In all the court systems in all the world there is a general principle of justice of paying for your crimes.
And when Miller and several other survivors went after Iran, a U.S. court agreed to the tune of more than $400 million. When Iran refused to honor the verdict, the plaintiffs started looking for assets to seize and sell. One of the only things of value they found were 2600-year-old Persian tablets on loan to the University of Chicago.
"My jaw dropped," Gil Stein, Director of the Oriental Institute at the University of Chicago, told Bowers. I had never encountered anything like it and I don't think anyone else has encountered anything where a plaintiff has tried to seize items of cultural heritage from another country as compensation."
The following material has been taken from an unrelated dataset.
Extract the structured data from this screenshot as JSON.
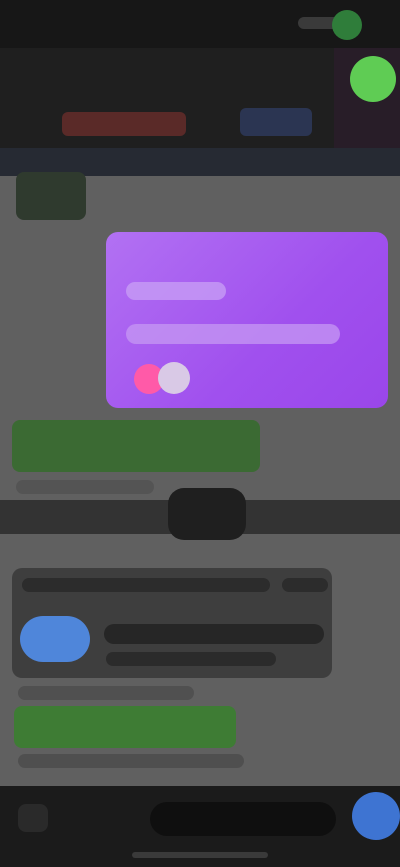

This case still before the court could set what many see as a dangerous precedent. If there were a chance that cultural and artistic treasures exhibited in this country could be confiscated, would American museums ever have access to antiquities such as the Dead Sea scrolls or the treasures of King Tut?
"It really concerns the whole cultural relations that link countries around the world and diplomatic relations," said Stein.
In an odd juxtaposition the U.S. State Department is backing Iran's rights to the tablets, but Daniel Miller says it's important nations who sponsor terror understand their actions may carry a cost.
"If they hesitated the next time, then these lawsuits could actually save lives," said Miller.
This isn't the first time the tablets have been caught in a conflict. They survived the burning of Persepolis by Alexander the Great. Whether they will survive this latest assault intact remains to be seen.